If you want to experience this for yourself, I’ve reduced this behavior to a very simple snippet. Simply assigning an Rc to a variable in a scope that later calls await fails to compile, even if you immediately drop the Rc:

fn sendable() -> impl Future<Output = i64> + Send {
    async move {
        let x = Rc::new(());
        drop(x);
        useless().await
    }
}

async fn useless() -> i64 {
    42
}

Try it on the Rust playground.

There has been much discussion about fixing this in rust-lang/rust#57017, but for many reasons that are above my pay grade to explain, the fix is extremely difficult.

  1. Materialize is a streaming SQL database. The company behind this product employs both me and Matt. Materialize pretends to be a PostgreSQL server so that tools written for PostgreSQL mostly just work if you point them at a Materialize server instead. 

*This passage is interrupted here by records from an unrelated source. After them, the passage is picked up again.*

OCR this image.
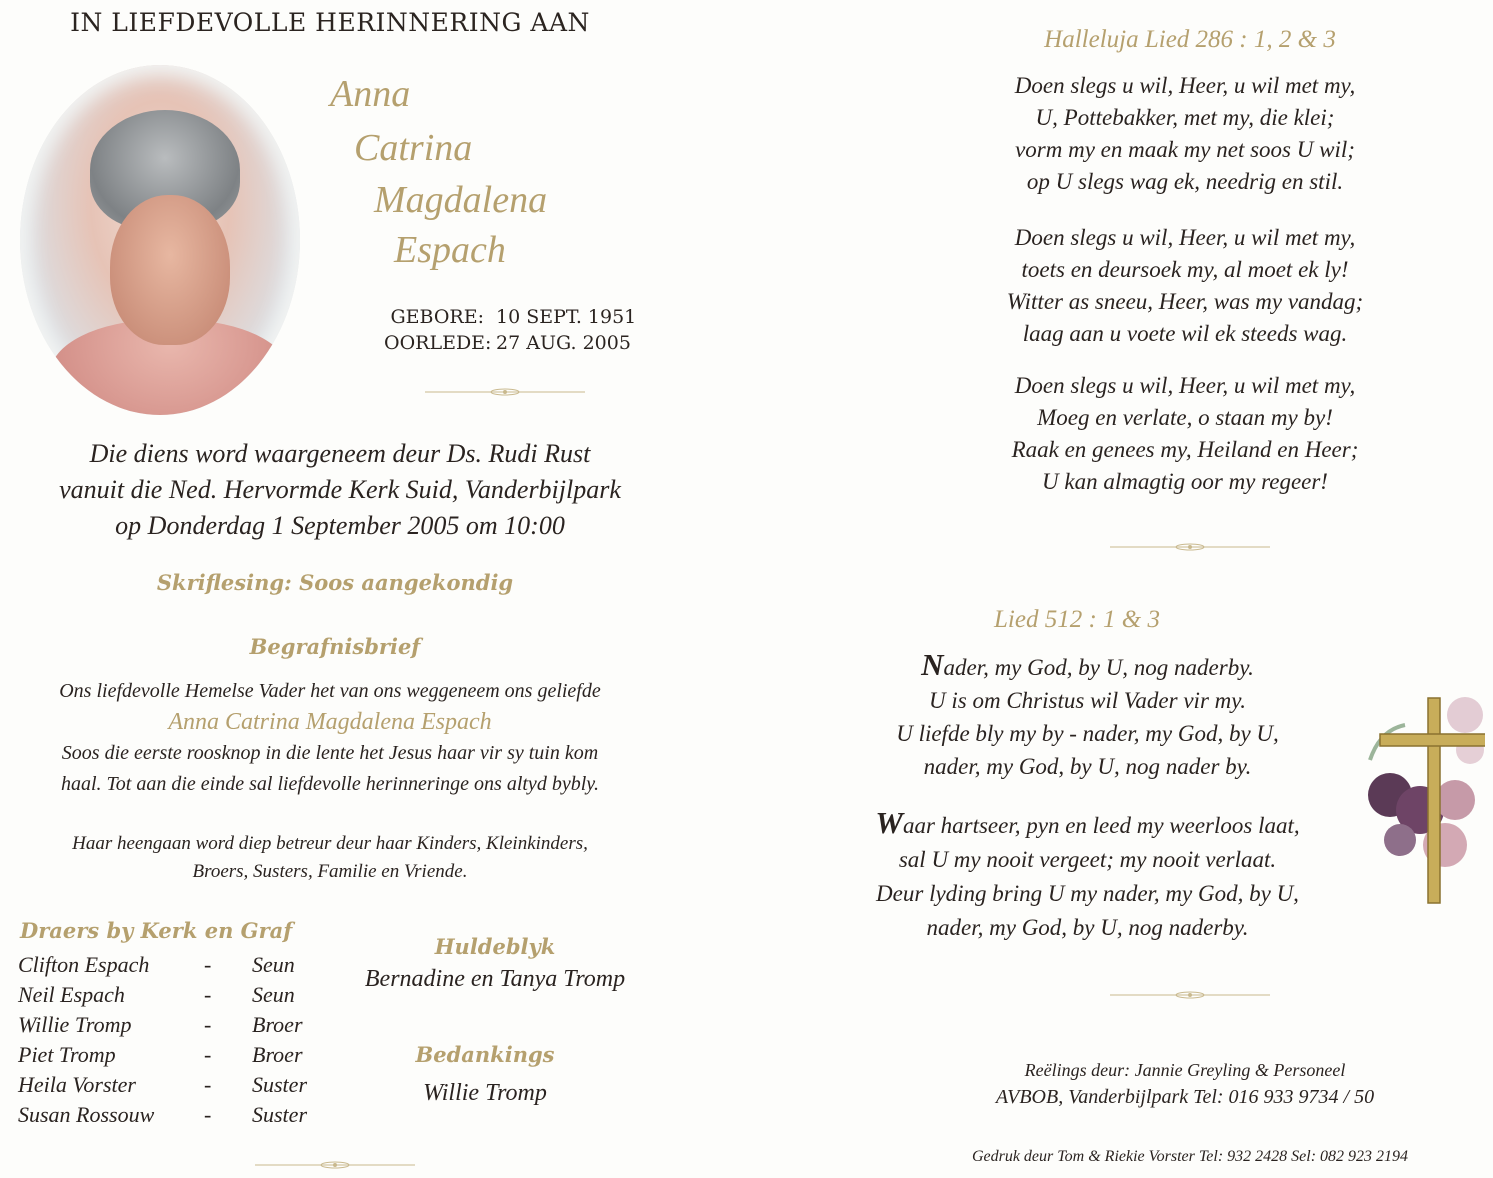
IN LIEFDEVOLLE HERINNERING AAN
Anna
Catrina
Magdalena
Espach
GEBORE: 10 SEPT. 1951
OORLEDE: 27 AUG. 2005
Die diens word waargeneem deur Ds. Rudi Rust
vanuit die Ned. Hervormde Kerk Suid, Vanderbijlpark
op Donderdag 1 September 2005 om 10:00
Skriflesing: Soos aangekondig
Begrafnisbrief
Ons liefdevolle Hemelse Vader het van ons weggeneem ons geliefde
Anna Catrina Magdalena Espach
Soos die eerste roosknop in die lente het Jesus haar vir sy tuin kom
haal. Tot aan die einde sal liefdevolle herinneringe ons altyd bybly.
Haar heengaan word diep betreur deur haar Kinders, Kleinkinders,
Broers, Susters, Familie en Vriende.
Draers by Kerk en Graf
Clifton Espach	- Seun
Neil Espach	- Seun
Willie Tromp	- Broer
Piet Tromp	- Broer
Heila Vorster	- Suster
Susan Rossouw	- Suster
Huldeblyk
Bernadine en Tanya Tromp
Bedankings
Willie Tromp
Halleluja Lied 286 : 1, 2 & 3
Doen slegs u wil, Heer, u wil met my,
U, Pottebakker, met my, die klei;
vorm my en maak my net soos U wil;
op U slegs wag ek, needrig en stil.
Doen slegs u wil, Heer, u wil met my,
toets en deursoek my, al moet ek ly!
Witter as sneeu, Heer, was my vandag;
laag aan u voete wil ek steeds wag.
Doen slegs u wil, Heer, u wil met my,
Moeg en verlate, o staan my by!
Raak en genees my, Heiland en Heer;
U kan almagtig oor my regeer!
Lied 512 : 1 & 3
Nader, my God, by U, nog naderby.
U is om Christus wil Vader vir my.
U liefde bly my by - nader, my God, by U,
nader, my God, by U, nog nader by.
Waar hartseer, pyn en leed my weerloos laat,
sal U my nooit vergeet; my nooit verlaat.
Deur lyding bring U my nader, my God, by U,
nader, my God, by U, nog naderby.
Reëlings deur: Jannie Greyling & Personeel
AVBOB, Vanderbijlpark Tel: 016 933 9734 / 50
Gedruk deur Tom & Riekie Vorster Tel: 932 2428 Sel: 082 923 2194
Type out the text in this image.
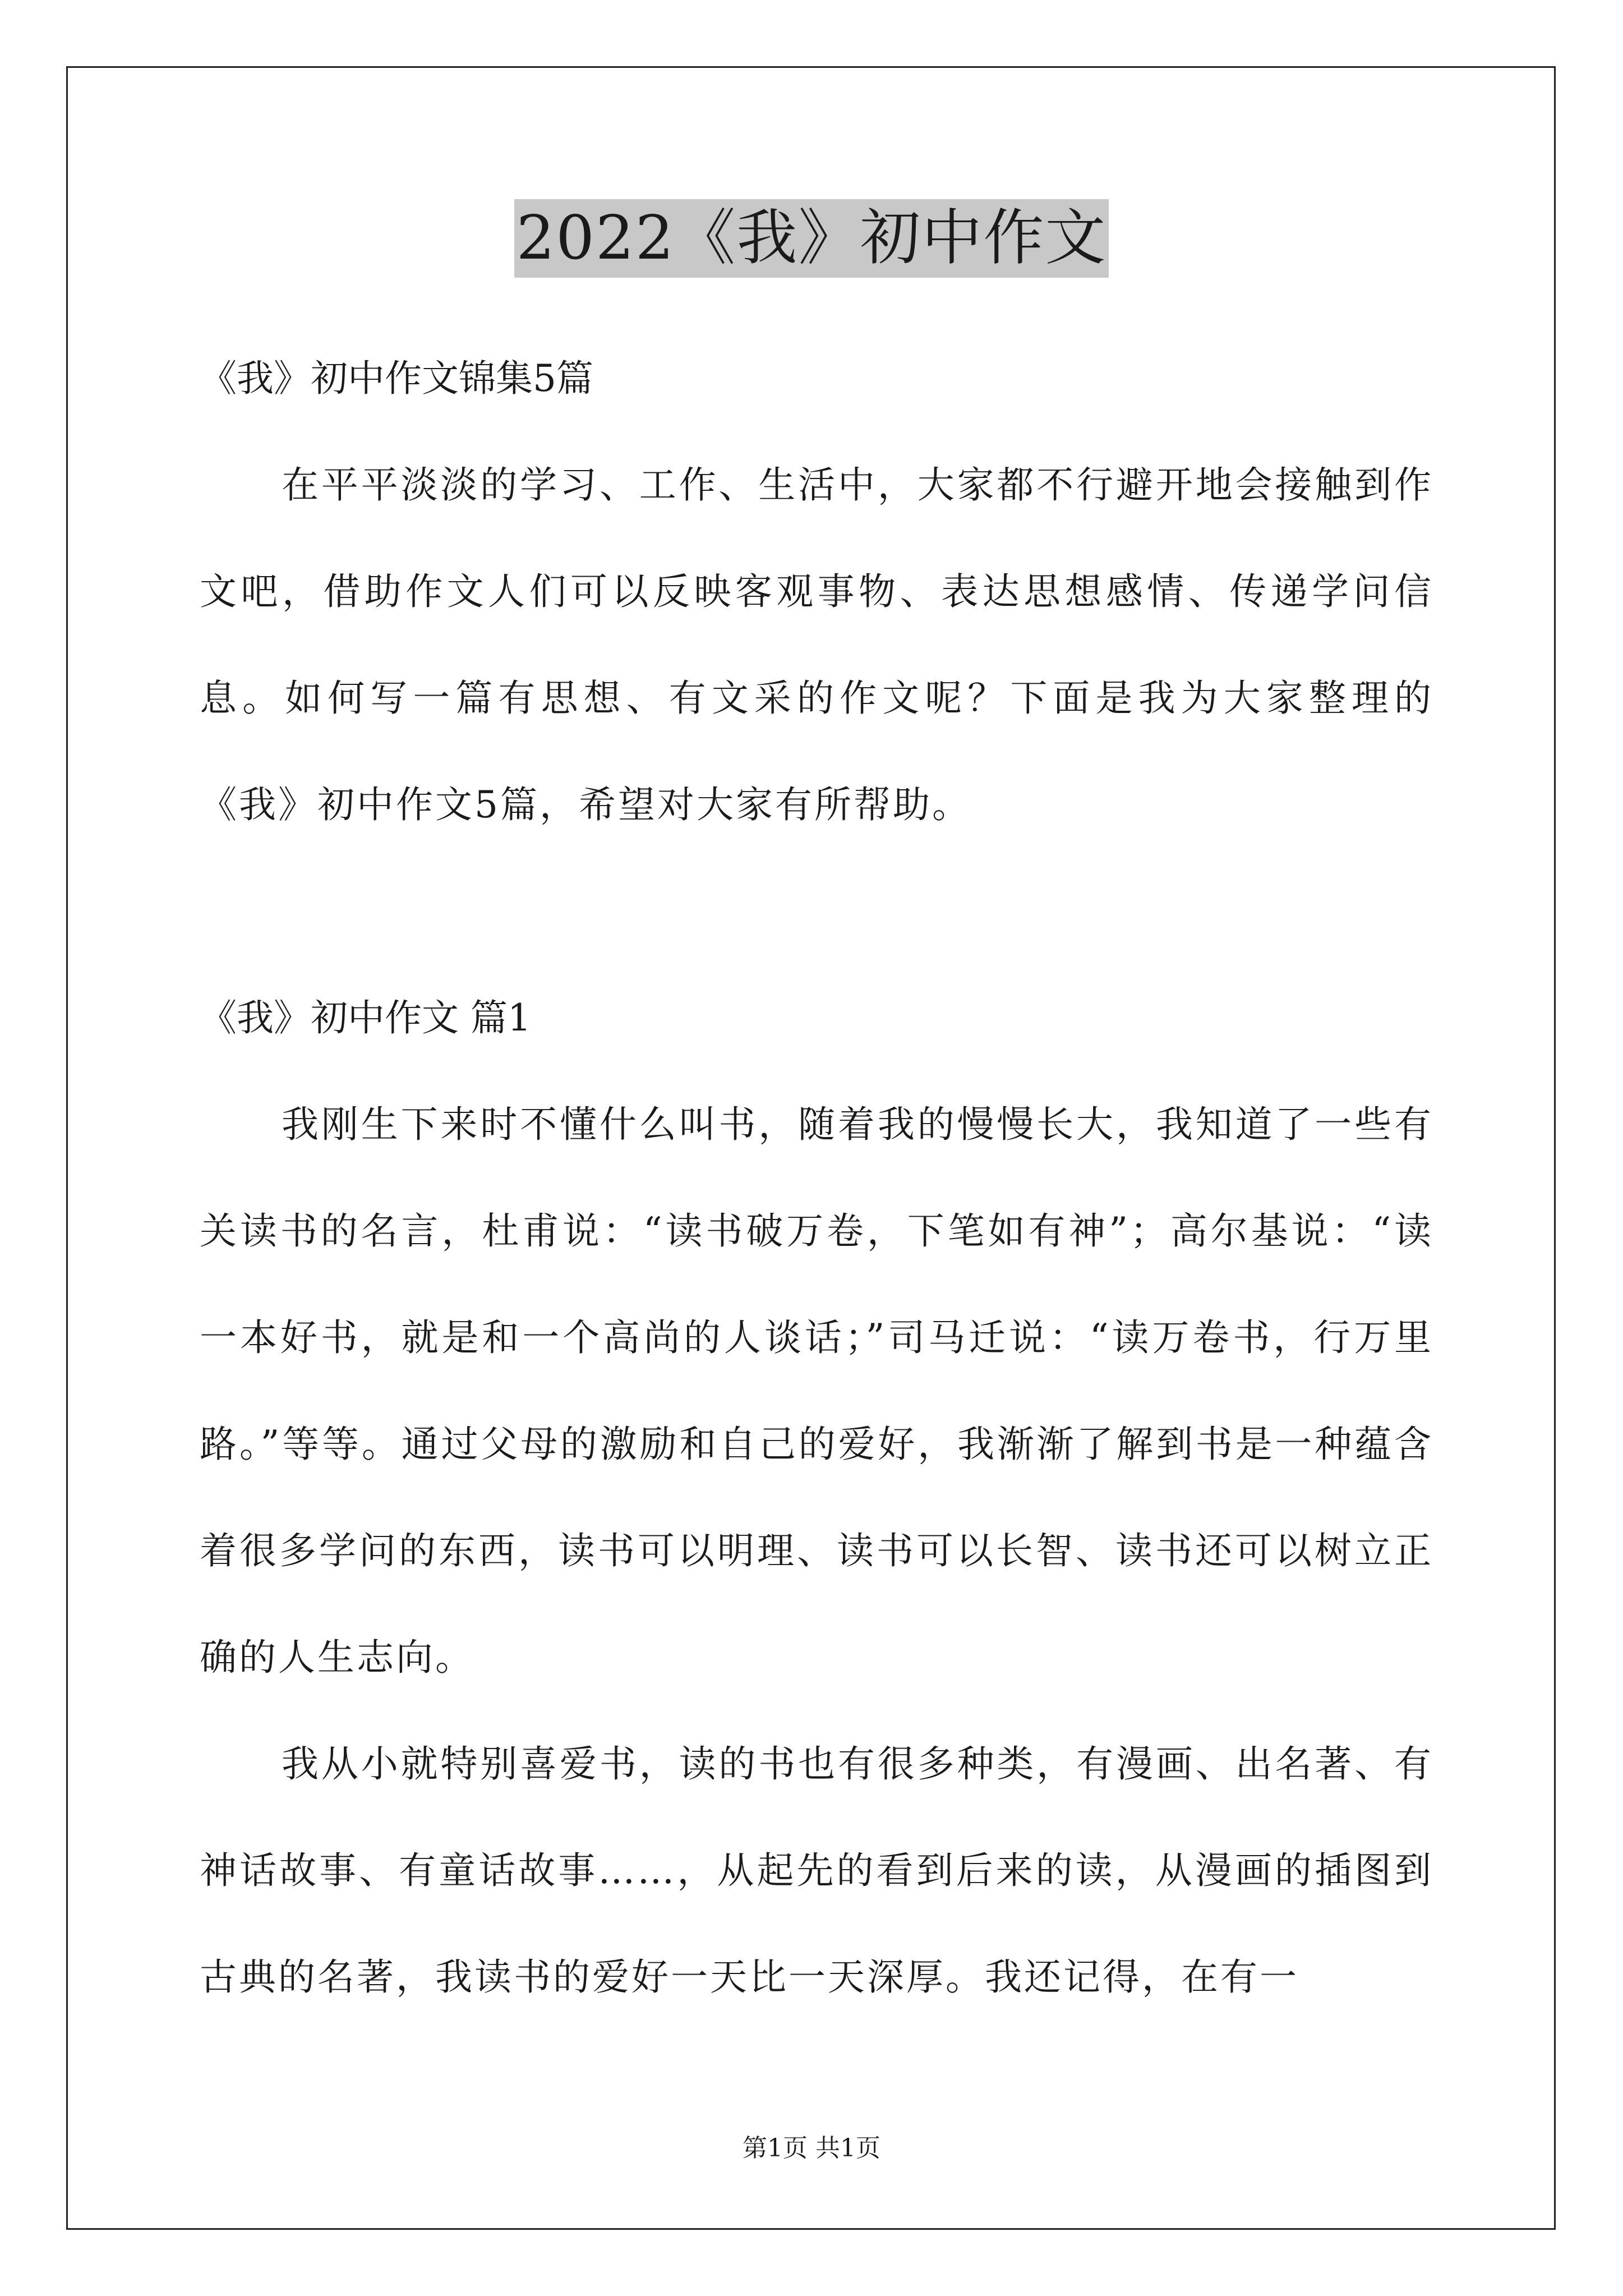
2022《我》初中作文

《我》初中作文锦集5篇

在平平淡淡的学习、工作、生活中，大家都不行避开地会接触到作文吧，借助作文人们可以反映客观事物、表达思想感情、传递学问信息。如何写一篇有思想、有文采的作文呢？下面是我为大家整理的《我》初中作文5篇，希望对大家有所帮助。

《我》初中作文 篇1

我刚生下来时不懂什么叫书，随着我的慢慢长大，我知道了一些有关读书的名言，杜甫说：“读书破万卷，下笔如有神”；高尔基说：“读一本好书，就是和一个高尚的人谈话；”司马迁说：“读万卷书，行万里路。”等等。通过父母的激励和自己的爱好，我渐渐了解到书是一种蕴含着很多学问的东西，读书可以明理、读书可以长智、读书还可以树立正确的人生志向。

我从小就特别喜爱书，读的书也有很多种类，有漫画、出名著、有神话故事、有童话故事……，从起先的看到后来的读，从漫画的插图到古典的名著，我读书的爱好一天比一天深厚。我还记得，在有一

第1页 共1页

  2. The reason for the “portal” concept is to allow a single connection to execute multiple queries concurrently. A client can establish multiple portals and then round-robin execute requests across the portals. I’m not actually sure when this is useful, but it is supported by PostgreSQL, and therefore also supported by Materialize. 

  3. To be explicit, I’m very grateful for the existence of improved the error message, even though it doesn’t fire 100% of the time. We’d still be scratching our heads about this issue if there weren’t some way of coaxing a better error message out of the compiler.